Multi-stage Optimization: A multi-stage optimization strategy is employed, which includes a geometry stage and a texture stage. Each stage uses Score Distillation Sampling (SDS) and various reconstruction losses to refine the model.

Methodology

The proposed method is divided into several key steps:

Text Guidance Extraction: Using a fine-tuned SegFormer model, the system parses the input image to detect items of clothing and other attributes. These attributes are converted into descriptive text prompts using a VQA model.
Personalized T2I Diffusion Model: A DreamBooth T2I diffusion model is fine-tuned on a few augmented images of the subject to create a unique token that encapsulates the individual's specific appearance. This token is combined with descriptive text to form the final prompt for reconstruction.
3D Representation: A hybrid 3D representation is used, which combines an explicit body shape grid with an implicit distance field. This hybrid approach optimizes both the overall body structure and fine details.
Optimization Stages: The optimization is performed in two stages. The geometry is first refined through silhouette loss, SDS loss on normal images, and geometric regularization. The texture is then optimized by applying SDS loss on color images and using a color consistency loss to ensure harmonized textures across visible and non-visible areas.

Experimental Results

The authors conducted both quantitative and qualitative evaluations to demonstrate the effectiveness of their method. They utilized datasets such as CAPE and THuman2.0 for geometric accuracy and texture quality comparison. Metrics like Chamfer distance, point-to-surface distance (P2S), and normal error were used for 3D evaluation, whereas PSNR, SSIM, and LPIPS were used for assessing texture quality.

The results indicate that their method outperforms existing state-of-the-art techniques in both geometric accuracy and texture quality. Quantitative metrics show notable improvements in both 3D and 2D image quality. Additionally, qualitative comparisons and a perceptual paper confirm the superior realism and consistency of the outputs generated by the proposed method.

Implications and Future Work

The practical implications of this research are significant for applications in augmented and virtual reality, gaming, social media, and more.

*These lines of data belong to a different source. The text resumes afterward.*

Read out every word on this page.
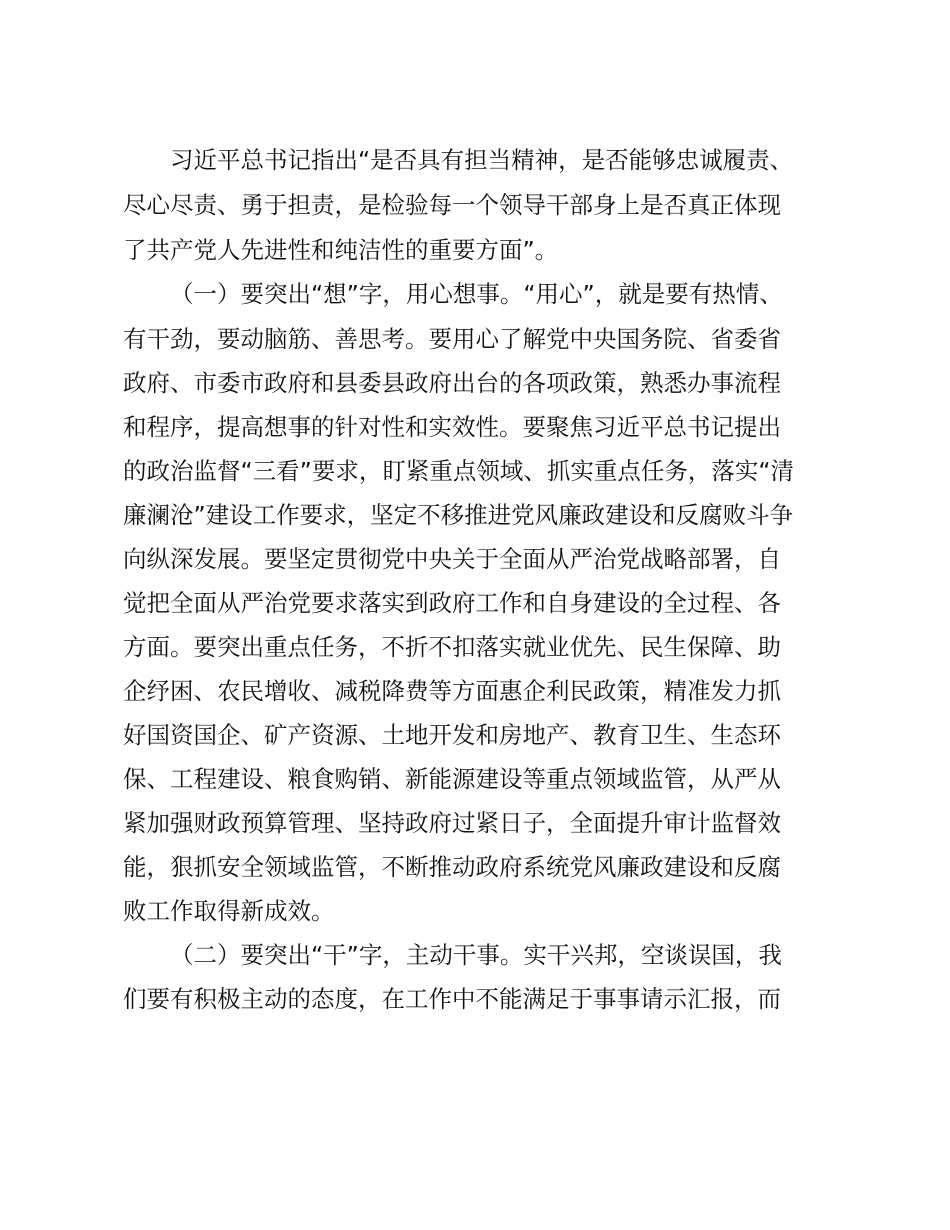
习近平总书记指出“是否具有担当精神，是否能够忠诚履责、
尽心尽责、勇于担责，是检验每一个领导干部身上是否真正体现
了共产党人先进性和纯洁性的重要方面”。
（一）要突出“想”字，用心想事。“用心”，就是要有热情、
有干劲，要动脑筋、善思考。要用心了解党中央国务院、省委省
政府、市委市政府和县委县政府出台的各项政策，熟悉办事流程
和程序，提高想事的针对性和实效性。要聚焦习近平总书记提出
的政治监督“三看”要求，盯紧重点领域、抓实重点任务，落实“清
廉澜沧”建设工作要求，坚定不移推进党风廉政建设和反腐败斗争
向纵深发展。要坚定贯彻党中央关于全面从严治党战略部署，自
觉把全面从严治党要求落实到政府工作和自身建设的全过程、各
方面。要突出重点任务，不折不扣落实就业优先、民生保障、助
企纾困、农民增收、减税降费等方面惠企利民政策，精准发力抓
好国资国企、矿产资源、土地开发和房地产、教育卫生、生态环
保、工程建设、粮食购销、新能源建设等重点领域监管，从严从
紧加强财政预算管理、坚持政府过紧日子，全面提升审计监督效
能，狠抓安全领域监管，不断推动政府系统党风廉政建设和反腐
败工作取得新成效。
（二）要突出“干”字，主动干事。实干兴邦，空谈误国，我
们要有积极主动的态度，在工作中不能满足于事事请示汇报，而
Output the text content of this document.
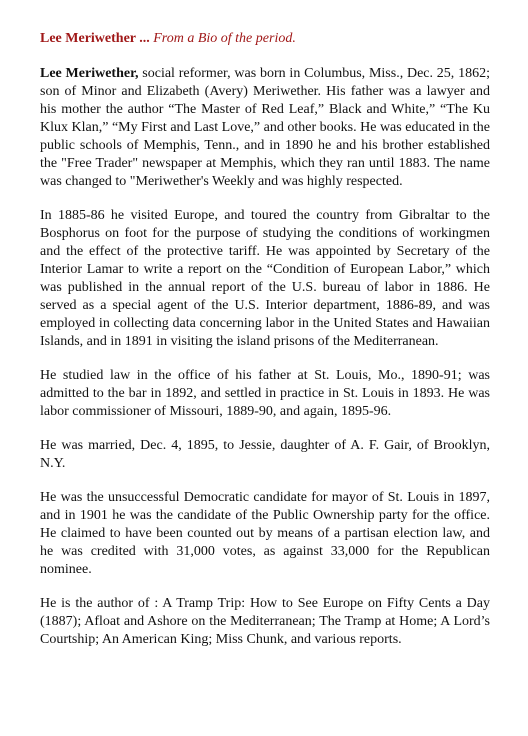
Lee Meriwether ... From a Bio of the period.

Lee Meriwether, social reformer, was born in Columbus, Miss., Dec. 25, 1862; son of Minor and Elizabeth (Avery) Meriwether. His father was a lawyer and his mother the author “The Master of Red Leaf,” Black and White,” “The Ku Klux Klan,” “My First and Last Love,” and other books. He was educated in the public schools of Memphis, Tenn., and in 1890 he and his brother established the "Free Trader" newspaper at Memphis, which they ran until 1883. The name was changed to "Meriwether's Weekly and was highly respected.

In 1885-86 he visited Europe, and toured the country from Gibraltar to the Bosphorus on foot for the purpose of studying the conditions of workingmen and the effect of the protective tariff. He was appointed by Secretary of the Interior Lamar to write a report on the “Condition of European Labor,” which was published in the annual report of the U.S. bureau of labor in 1886. He served as a special agent of the U.S. Interior department, 1886-89, and was employed in collecting data concerning labor in the United States and Hawaiian Islands, and in 1891 in visiting the island prisons of the Mediterranean.

He studied law in the office of his father at St. Louis, Mo., 1890-91; was admitted to the bar in 1892, and settled in practice in St. Louis in 1893. He was labor commissioner of Missouri, 1889-90, and again, 1895-96.

He was married, Dec. 4, 1895, to Jessie, daughter of A. F. Gair, of Brooklyn, N.Y.

He was the unsuccessful Democratic candidate for mayor of St. Louis in 1897, and in 1901 he was the candidate of the Public Ownership party for the office. He claimed to have been counted out by means of a partisan election law, and he was credited with 31,000 votes, as against 33,000 for the Republican nominee.

He is the author of : A Tramp Trip: How to See Europe on Fifty Cents a Day (1887); Afloat and Ashore on the Mediterranean; The Tramp at Home; A Lord’s Courtship; An American King; Miss Chunk, and various reports.
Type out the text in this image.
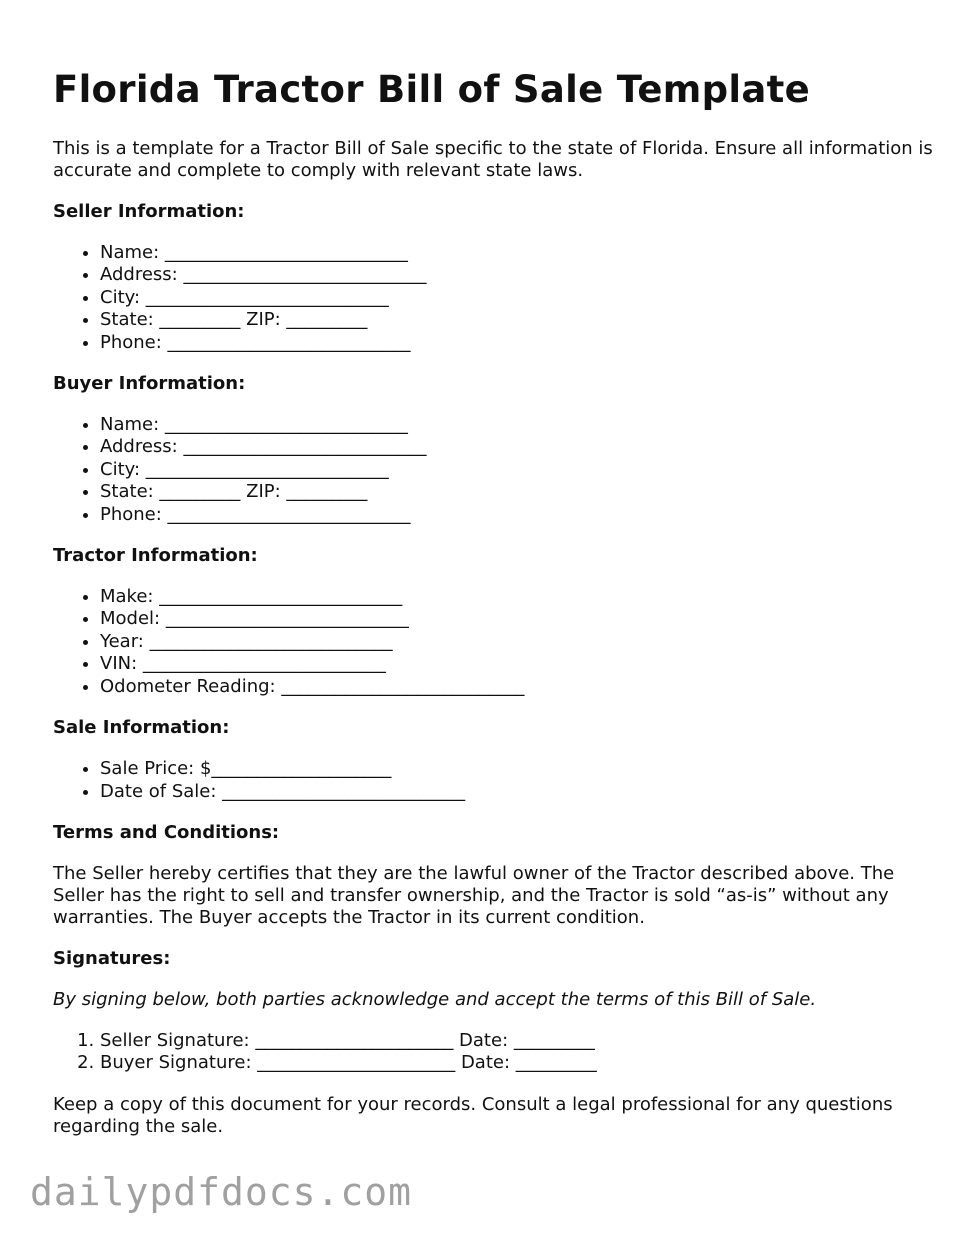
Florida Tractor Bill of Sale Template

This is a template for a Tractor Bill of Sale specific to the state of Florida. Ensure all information is accurate and complete to comply with relevant state laws.

Seller Information:
• Name: ___________________________
• Address: ___________________________
• City: ___________________________
• State: _________ ZIP: _________
• Phone: ___________________________
Buyer Information:
• Name: ___________________________
• Address: ___________________________
• City: ___________________________
• State: _________ ZIP: _________
• Phone: ___________________________
Tractor Information:
• Make: ___________________________
• Model: ___________________________
• Year: ___________________________
• VIN: ___________________________
• Odometer Reading: ___________________________
Sale Information:
• Sale Price: $____________________
• Date of Sale: ___________________________
Terms and Conditions:

The Seller hereby certifies that they are the lawful owner of the Tractor described above. The Seller has the right to sell and transfer ownership, and the Tractor is sold “as-is” without any warranties. The Buyer accepts the Tractor in its current condition.

Signatures:

By signing below, both parties acknowledge and accept the terms of this Bill of Sale.

1. Seller Signature: ______________________ Date: _________
2. Buyer Signature: ______________________ Date: _________

Keep a copy of this document for your records. Consult a legal professional for any questions regarding the sale.

dailypdfdocs.com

The ability to reconstruct lifelike, highly-detailed 3D humans from a single image provides new opportunities for creating immersive experiences and personalized digital avatars.

From a theoretical perspective, the integration of text guidance and personalized diffusion models represents a novel fusion of natural language processing and computer vision techniques for 3D reconstruction. This approach can be extended to other reconstruction tasks beyond human figures, opening new research directions in multimodal learning.

Future work could focus on addressing limitations such as handling extremely loose clothing and improving the robustness of pose estimation. Leveraging controllable T2I models and investigating compositional generation of separate body components could lead to further advancements. Additionally, improvements in computational efficiency would make this method more accessible for real-time applications.

Conclusion

Text-guided Reconstruction of Lifelike Clothed Humans presents a significant advancement in the field of 3D reconstruction. By combining VQA-based text guidance with a personalized T2I diffusion model, the authors offer a method that not only reconstructs detailed full-body geometry but also generates high-quality textures, even in unseen regions. This innovative approach sets a new benchmark for future research and practical applications in creating lifelike digital humans.